ARD:  You and Alison (Arngrim, who played Nellie Oleson) have been thick and fast since you were kids. I like to imagine you get a lot of double-takes when you’re spotted sharing lunch with each other instead of throwing it. What’s your favorite way to screw with people’s heads? 

MG: People screw with their own heads enough when we are together. When we were kids and we’d go places to hang out, folks would walk up to us and put me behind them, shielding me from Alison. It always made me laugh.

ARD:  You grew up with and still know –well, just about everyone, it seems, in the business. Who do you not know that you would invite to dinner, and what would you cook for them?

MG:  Ryan Gosling…and I’d make him whatever he wanted….naked except for an apron…Seriously, I think having Judy Dench to dinner would be a kick and I’d make her a traditional English roast dinner.  
ARD:  Your book, A Prairie Tale, was a bestseller – I loved it, by the way – and now you’re about to publish a cookbook.  Are they your own recipe creations, or a collection of yours and family/friends? Comfort food, fancy food…gluten free food?  I’ve heard you’re a fabulous cook.  

MG:  Ah yes. It’s more than a cookbook, it’s also part scrapbook filled with memories and behind the scenes pictures from Little House. The recipes are all mine. All comfort foods. It’s called My Prairie Cookbook. It will be released around the 40th anniversary of the first airing of the show.

ARD:  Recently you’ve been working on a movie that deals with bipolar disorder (I myself am bipolar II), and I’m really looking forward to seeing it. Can you talk a little about your character and the story, and how your perspective on bipolar disorder was affected as a result of the story?

MG:  I can’t really talk about it much because I don’t know what is going to happen with it or when. It’s a really tiny independent feature...really tiny. It’s called One Song. Sally Kellerman and Mike Farrell play my parents in it. I play the black sheep of the family. In and out of facilities to deal with bi-polar disorder.

I come home unannounced and off meds but that part isn’t revealed until a big family dinner where my character comes in and just wrecks the meal.

I did extensive research. Watched hours of favorite is Stephen Fry’s. I just love him. I also watched every film that had a character in it that either had bi=polar disorder or some undiagnosed iteration of it. I wanted to watch other actors’ interpretations. See how deep they went or not. I loved Richard Gere in Mr. Jones, and of course Jessica Lange in Frances

ARD:  Now that you’re in Michigan and out of the Hollywood orbit, so to speak, what’s the plan? You’re not retiring, are you?

MG:  Oh hell no!! Tim and I have a film in development here… a couple actually. We also have a series in the process of being written that we will likely pitch next year. We are also on the verge of starting a theater company here in our little town. We have loads of plans. Don’t know that I’ll ever retire but, in about 10 years, I’m going to let my hair go as white as it wants.

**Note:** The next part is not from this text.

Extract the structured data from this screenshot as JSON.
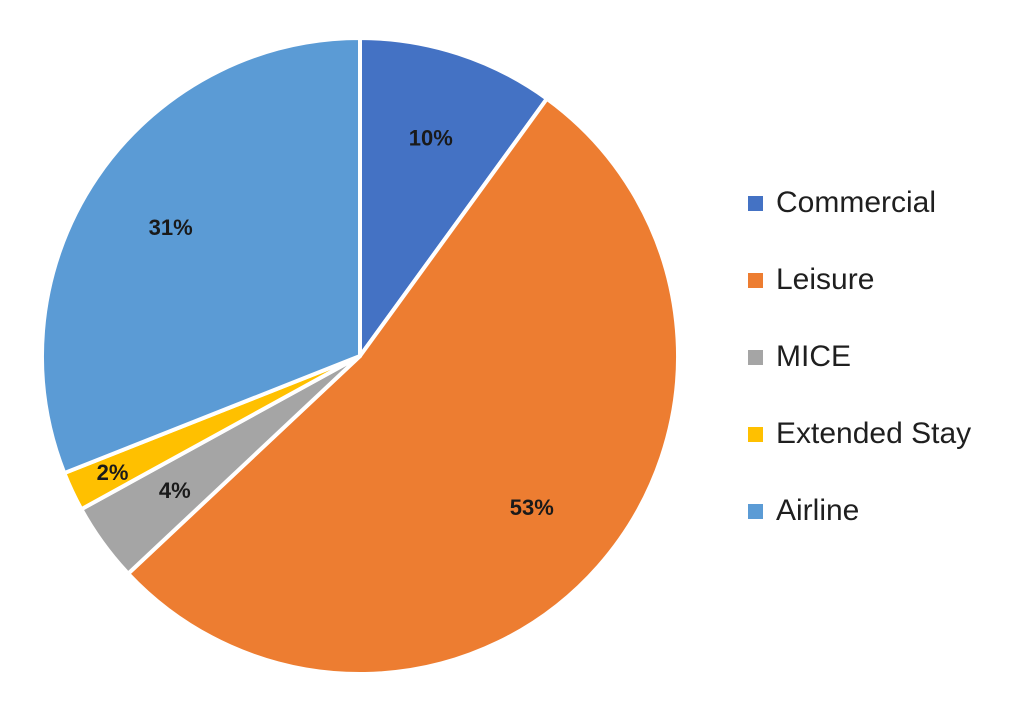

That’ll be me…the lady with the long white braid down her back walking from her home to her office to her theater to do yet another show, while the latest film they produced is in post at their post production facility down the street…stopping to get a chai at the coffee house and make out with her husband.

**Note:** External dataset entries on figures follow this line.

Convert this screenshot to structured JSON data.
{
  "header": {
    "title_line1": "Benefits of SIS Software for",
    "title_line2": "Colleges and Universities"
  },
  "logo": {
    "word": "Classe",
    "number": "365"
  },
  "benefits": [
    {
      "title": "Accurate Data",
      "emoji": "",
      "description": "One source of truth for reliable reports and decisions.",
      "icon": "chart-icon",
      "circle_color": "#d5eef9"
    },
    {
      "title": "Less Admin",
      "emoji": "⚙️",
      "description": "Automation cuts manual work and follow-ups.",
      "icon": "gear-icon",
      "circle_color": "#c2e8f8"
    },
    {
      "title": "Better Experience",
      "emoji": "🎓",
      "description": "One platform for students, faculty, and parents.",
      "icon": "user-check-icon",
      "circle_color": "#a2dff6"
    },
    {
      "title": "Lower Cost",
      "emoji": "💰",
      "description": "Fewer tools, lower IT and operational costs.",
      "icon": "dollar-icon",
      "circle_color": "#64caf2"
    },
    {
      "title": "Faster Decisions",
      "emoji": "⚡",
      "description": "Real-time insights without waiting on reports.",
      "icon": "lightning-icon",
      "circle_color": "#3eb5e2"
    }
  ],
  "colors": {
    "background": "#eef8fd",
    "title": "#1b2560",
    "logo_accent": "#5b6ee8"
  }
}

Of course, I will be followed by my dogs….that will never change.

 Melissa's book, A Prairie Tale, can be purchased at Amazon 

1 comment:

MyWife'sKids'Dad said...

Thanks Angela, I enjoyed the interview and the way you presented it here. I happen to live in that little Michigan town Melissa now calls home. And seeing our small corner of the world through her eyes has been fascinating for me. Her delight is sort of like giving a gift to someone. You know what's in the box but their discovery as they peal away the wrapping makes it ten times better. You're drawn in to their wonder. These are contagious things; wonder, enthusiasm, excitement...And so I find myself counting my own blessings - rediscovering my own town. Looking ahead, I'm eager to see what Melissa & Tim will bring home to our community. And I'm just as eager to see how our community might forever change them as well!